Uma coisa
sempre me incomodou quando leio a afirmação corrente de que Parmênides e
Heráclito excluem-se um ao outro teoricamente. Os dualismos excludentes ad infinitum são possíveis? Existem? É
possível que esses dualismos deixem de existir numa conciliação que põe fim o
seu caráter excludente? Os contrários na verdade não são opostos, mas
integrados na produção deles próprios alternativamente: a visão de mundo em
mutação dos antigos chineses Admitindo um sim, podemos dizer que se existem
contrários que ainda não atingiram esse outro nível integrador é porque tal fato
não se revelou, manifestou, se desvelou, ou seja, realizou-se como fenômeno.
Até aqui um total palavreado carente de certeza científica, mas com alguma
chance de ter uma serventia: investigar para tentar fazer aflorar o que não
quer se mostrar como evidente. Mais um problema: quando um fenômeno não se
mostra evidente isso ocorre porque simplesmente não existe tal fenômeno, já que
essa é a característica fundamental do fenômeno: mostrar-se.
O tudo é fluxo e o tudo é uno são opostos excludentes? Não há aqui aquela situação na
qual um engendra o outro sucessiva e alternadamente no caminho trilhado pelo
cosmos, ou pelo Tao? O “não ser” (WU) característico do Tao é o oposto da
Pré-sença de Heidegger? O ser e o nada de Sartre? Temos que continuar perguntando:
o logos de Heráclito é o WU ou a pré-sença? Parmênides nega o WU, o nada, o não
ser, de acordo com ele de forma lógica só é possível o ser: se algo existe não
pode ser, ao mesmo tempo, o que não existe. Parmênides conclui que a mudança
não é possível. No entanto, o fato de ter existência não determina a imutabilidade.
O ser pode ser o que existe e ao mesmo tempo caracterizar-se pela mudança
contínua e infinita. Dessa forma: o uno pode
ser puro fluxo.O fluxo do uno
que se mostra, que pode ser descrito, no Taoísmo, não é o verdadeiro caminho.
Esse não se mostra: tem a qualidade do não ser. Para a fenomenologia, no
entanto é o que importa entender, explicar, compreender justamente o
desvelamento do que existe.
O logos divino
de Heráclito pode ser o Deus que tudo observa de Berkeley. O logos divino tudo
governa e o Deus que tudo vê. O que muda entre a opção pelo governar e o ver? O
olhar enquanto manifestação fundamental do cosmos nos leva à postura empirista
inglesa. O governar manifesta a origem política do Taoismo? A visão de mundo em
mutação constante dos chineses é o mesmo tudo é fluxo de Heráclito. A
influência oriental na origem da Filosofia Ocidental é evidente.

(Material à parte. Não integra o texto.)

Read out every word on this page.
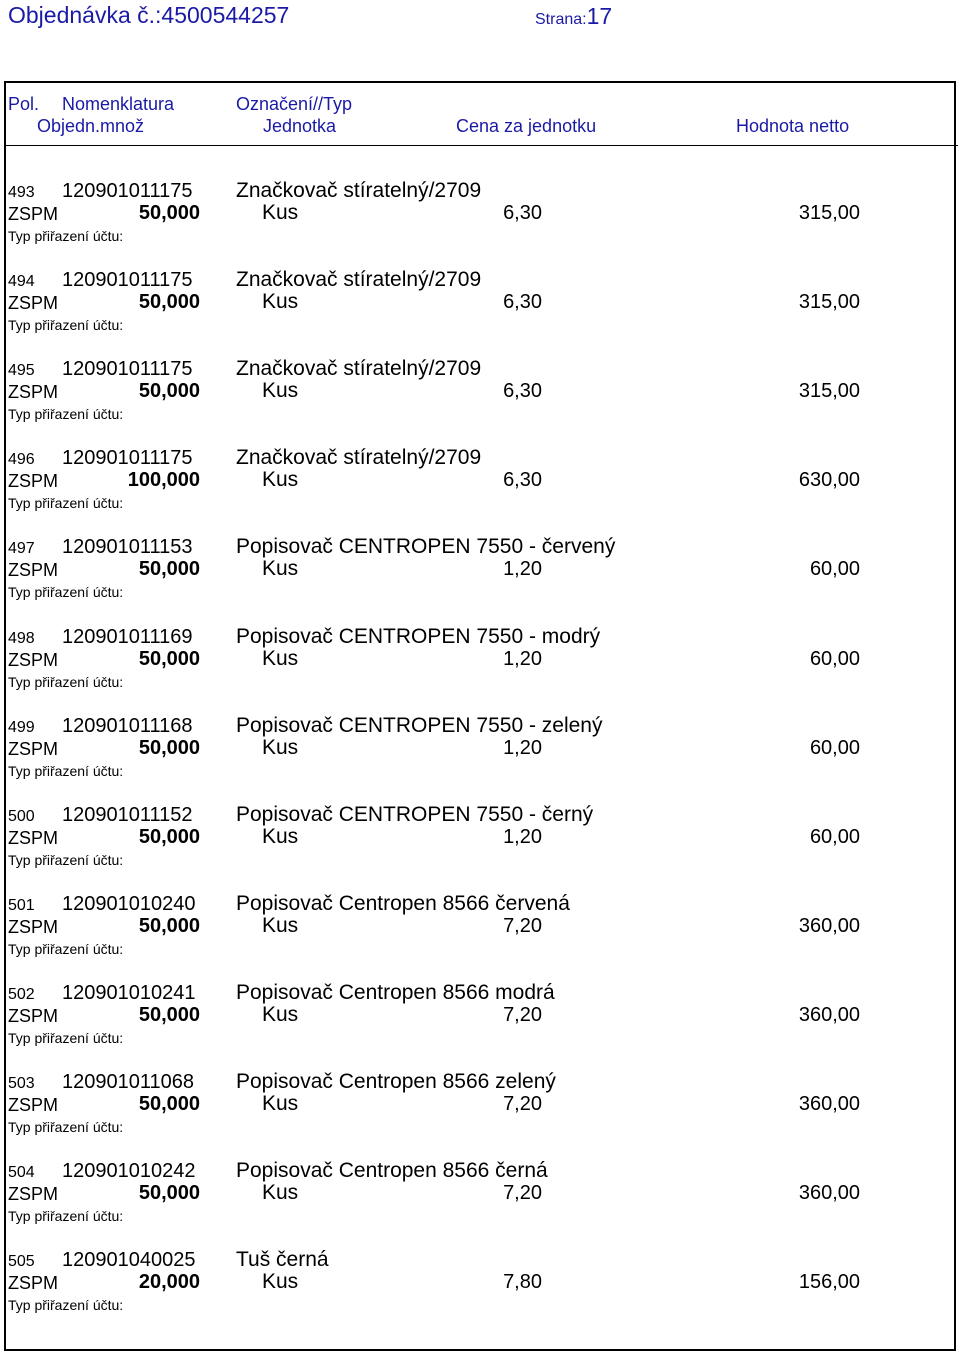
Objednávka č.:4500544257	Strana:17
Pol. Nomenklatura	Označení//Typ
Objedn.množ	Jednotka	Cena za jednotku	Hodnota netto
493 120901011175 Značkovač stíratelný/2709
ZSPM	50,000	Kus	6,30	315,00
Typ přiřazení účtu:
494 120901011175 Značkovač stíratelný/2709
ZSPM	50,000	Kus	6,30	315,00
Typ přiřazení účtu:
495 120901011175 Značkovač stíratelný/2709
ZSPM	50,000	Kus	6,30	315,00
Typ přiřazení účtu:
496 120901011175 Značkovač stíratelný/2709
ZSPM	100,000	Kus	6,30	630,00
Typ přiřazení účtu:
497 120901011153 Popisovač CENTROPEN 7550 - červený
ZSPM	50,000	Kus	1,20	60,00
Typ přiřazení účtu:
498 120901011169 Popisovač CENTROPEN 7550 - modrý
ZSPM	50,000	Kus	1,20	60,00
Typ přiřazení účtu:
499 120901011168 Popisovač CENTROPEN 7550 - zelený
ZSPM	50,000	Kus	1,20	60,00
Typ přiřazení účtu:
500 120901011152 Popisovač CENTROPEN 7550 - černý
ZSPM	50,000	Kus	1,20	60,00
Typ přiřazení účtu:
501 120901010240 Popisovač Centropen 8566 červená
ZSPM	50,000	Kus	7,20	360,00
Typ přiřazení účtu:
502 120901010241 Popisovač Centropen 8566 modrá
ZSPM	50,000	Kus	7,20	360,00
Typ přiřazení účtu:
503 120901011068 Popisovač Centropen 8566 zelený
ZSPM	50,000	Kus	7,20	360,00
Typ přiřazení účtu:
504 120901010242 Popisovač Centropen 8566 černá
ZSPM	50,000	Kus	7,20	360,00
Typ přiřazení účtu:
505 120901040025 Tuš černá
ZSPM	20,000	Kus	7,80	156,00
Typ přiřazení účtu:
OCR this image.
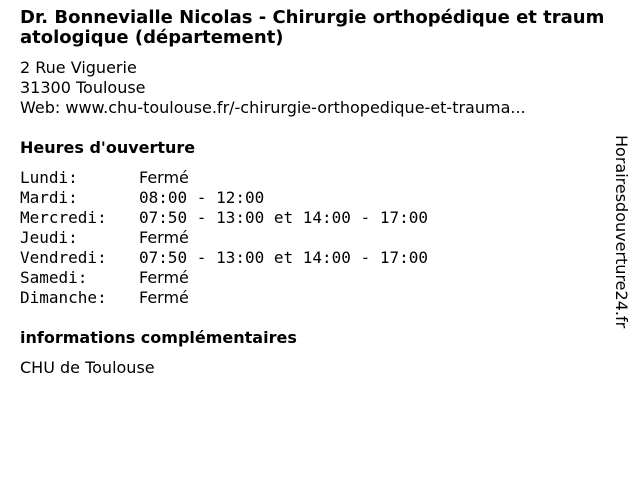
Dr. Bonnevialle Nicolas - Chirurgie orthopédique et traumatologique (département)
2 Rue Viguerie
31300 Toulouse
Web: www.chu-toulouse.fr/-chirurgie-orthopedique-et-trauma...
Heures d'ouverture
Lundi:	Fermé
Mardi:	08:00 - 12:00
Mercredi:	07:50 - 13:00 et 14:00 - 17:00
Jeudi:	Fermé
Vendredi:	07:50 - 13:00 et 14:00 - 17:00
Samedi:	Fermé
Dimanche:	Fermé
informations complémentaires
CHU de Toulouse
Horairesdouverture24.fr
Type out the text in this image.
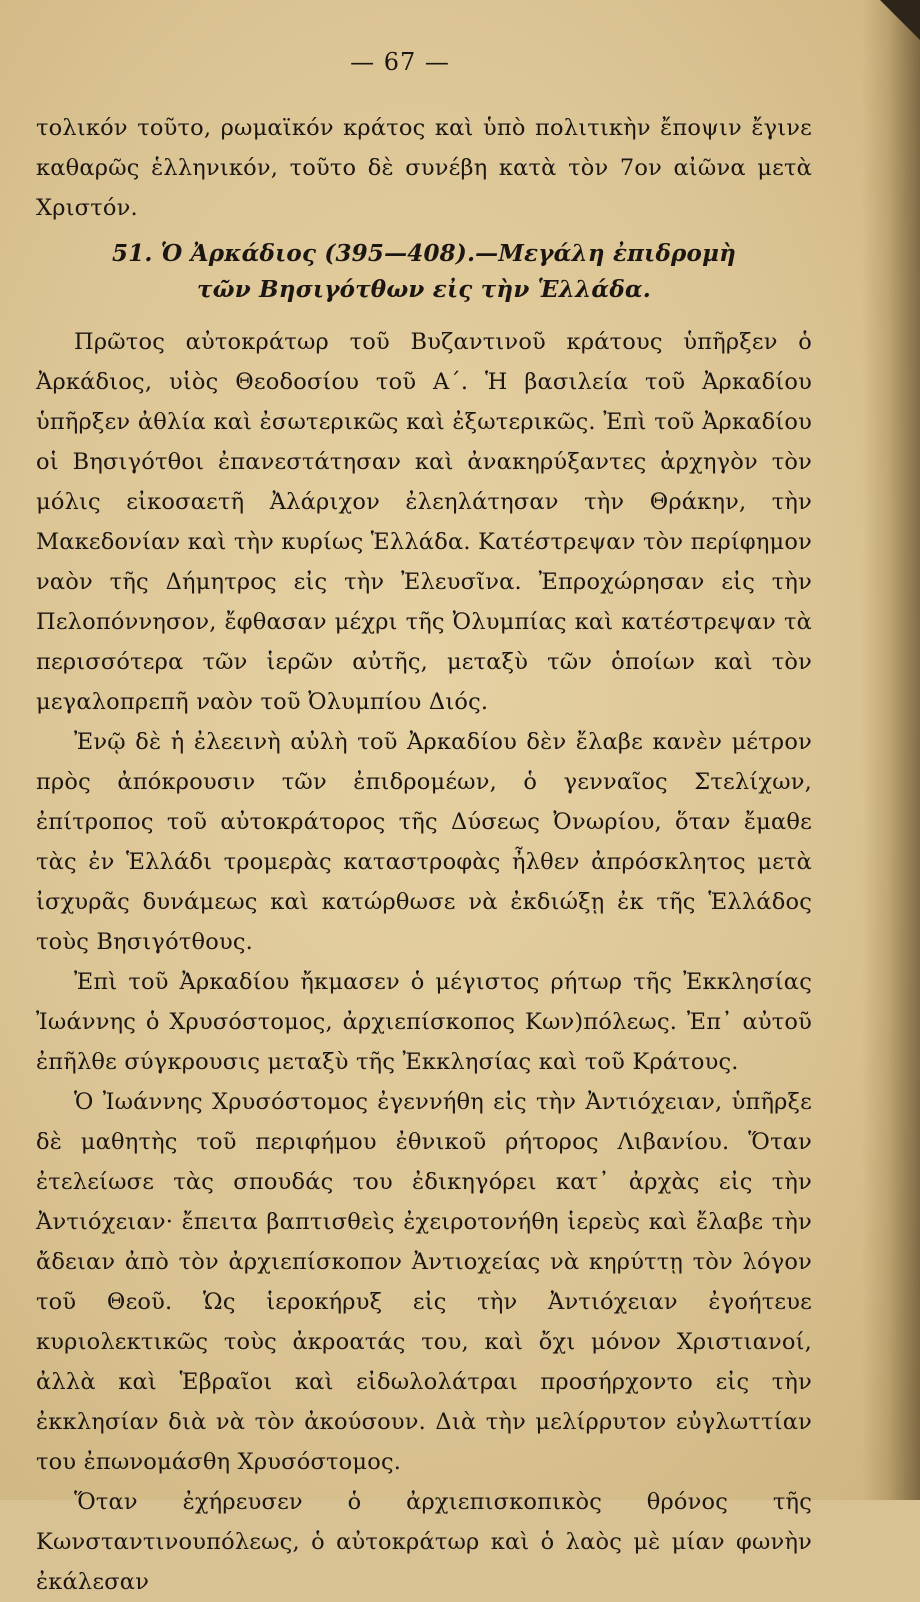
— 67 —

τολικόν τοῦτο, ρωμαϊκόν κράτος καὶ ὑπὸ πολιτικὴν ἔποψιν ἔγινε καθαρῶς ἑλληνικόν, τοῦτο δὲ συνέβη κατὰ τὸν 7ον αἰῶνα μετὰ Χριστόν.

51. Ὁ Ἀρκάδιος (395—408).—Μεγάλη ἐπιδρομὴ
τῶν Βησιγότθων εἰς τὴν Ἑλλάδα.

Πρῶτος αὐτοκράτωρ τοῦ Βυζαντινοῦ κράτους ὑπῆρξεν ὁ Ἀρκάδιος, υἱὸς Θεοδοσίου τοῦ Α΄. Ἡ βασιλεία τοῦ Ἀρκαδίου ὑπῆρξεν ἀθλία καὶ ἐσωτερικῶς καὶ ἐξωτερικῶς. Ἐπὶ τοῦ Ἀρκαδίου οἱ Βησιγότθοι ἐπανεστάτησαν καὶ ἀνακηρύξαντες ἀρχηγὸν τὸν μόλις εἰκοσαετῆ Ἀλάριχον ἐλεηλάτησαν τὴν Θράκην, τὴν Μακεδονίαν καὶ τὴν κυρίως Ἑλλάδα. Κατέστρεψαν τὸν περίφημον ναὸν τῆς Δήμητρος εἰς τὴν Ἐλευσῖνα. Ἐπροχώρησαν εἰς τὴν Πελοπόννησον, ἔφθασαν μέχρι τῆς Ὀλυμπίας καὶ κατέστρεψαν τὰ περισσότερα τῶν ἱερῶν αὐτῆς, μεταξὺ τῶν ὁποίων καὶ τὸν μεγαλοπρεπῆ ναὸν τοῦ Ὀλυμπίου Διός.

Ἐνῷ δὲ ἡ ἐλεεινὴ αὐλὴ τοῦ Ἀρκαδίου δὲν ἔλαβε κανὲν μέτρον πρὸς ἀπόκρουσιν τῶν ἐπιδρομέων, ὁ γενναῖος Στελίχων, ἐπίτροπος τοῦ αὐτοκράτορος τῆς Δύσεως Ὀνωρίου, ὅταν ἔμαθε τὰς ἐν Ἑλλάδι τρομερὰς καταστροφὰς ἦλθεν ἀπρόσκλητος μετὰ ἰσχυρᾶς δυνάμεως καὶ κατώρθωσε νὰ ἐκδιώξῃ ἐκ τῆς Ἑλλάδος τοὺς Βησιγότθους.

Ἐπὶ τοῦ Ἀρκαδίου ἤκμασεν ὁ μέγιστος ρήτωρ τῆς Ἐκκλησίας Ἰωάννης ὁ Χρυσόστομος, ἀρχιεπίσκοπος Κων)πόλεως. Ἐπ᾿ αὐτοῦ ἐπῆλθε σύγκρουσις μεταξὺ τῆς Ἐκκλησίας καὶ τοῦ Κράτους.

Ὁ Ἰωάννης Χρυσόστομος ἐγεννήθη εἰς τὴν Ἀντιόχειαν, ὑπῆρξε δὲ μαθητὴς τοῦ περιφήμου ἐθνικοῦ ρήτορος Λιβανίου. Ὅταν ἐτελείωσε τὰς σπουδάς του ἐδικηγόρει κατ᾿ ἀρχὰς εἰς τὴν Ἀντιόχειαν· ἔπειτα βαπτισθεὶς ἐχειροτονήθη ἱερεὺς καὶ ἔλαβε τὴν ἄδειαν ἀπὸ τὸν ἀρχιεπίσκοπον Ἀντιοχείας νὰ κηρύττῃ τὸν λόγον τοῦ Θεοῦ. Ὡς ἱεροκήρυξ εἰς τὴν Ἀντιόχειαν ἐγοήτευε κυριολεκτικῶς τοὺς ἀκροατάς του, καὶ ὄχι μόνον Χριστιανοί, ἀλλὰ καὶ Ἑβραῖοι καὶ εἰδωλολάτραι προσήρχοντο εἰς τὴν ἐκκλησίαν διὰ νὰ τὸν ἀκούσουν. Διὰ τὴν μελίρρυτον εὐγλωττίαν του ἐπωνομάσθη Χρυσόστομος.

Ὅταν ἐχήρευσεν ὁ ἀρχιεπισκοπικὸς θρόνος τῆς Κωνσταντινουπόλεως, ὁ αὐτοκράτωρ καὶ ὁ λαὸς μὲ μίαν φωνὴν ἐκάλεσαν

Enquanto a
filosofia oriental manteve-se praticamente a mesma ao longo do tempo como uma tradição
que não se alterou a filosofia ocidental adentrou-se por meandros diversos com
resultados diversos, ora com hegemonias teóricas, verdadeiros paradigmas que
foram sendo questionados e substituídos por outros. Talvez isso indique um
conhecimento sólido que se mantém vivo com o passar dos séculos de um lado e,
por outro, um conhecimento que ora acha que encontrou um terreno sólido para em
seguida trocá-lo por outro. E, além disso, passaram a existir as dicotomias
polêmicas tais como: racionalismo X empirismo; monismo X pluralismo,
materialismo X idealismo, entre outros. Os mesmos ensinamentos de Lao Tse,
Confúcio, Sidarta Gautama continuam os mesmos ainda hoje. Parmênides está
contido em Heráclito. P ⊂ H. Não restam dúvidas de que uma
ou várias ideias surgem com alternativos rótulos em momentos e lugares
diferentes. Projeto: inventariar tal fato. Futuramente talvez seja possível.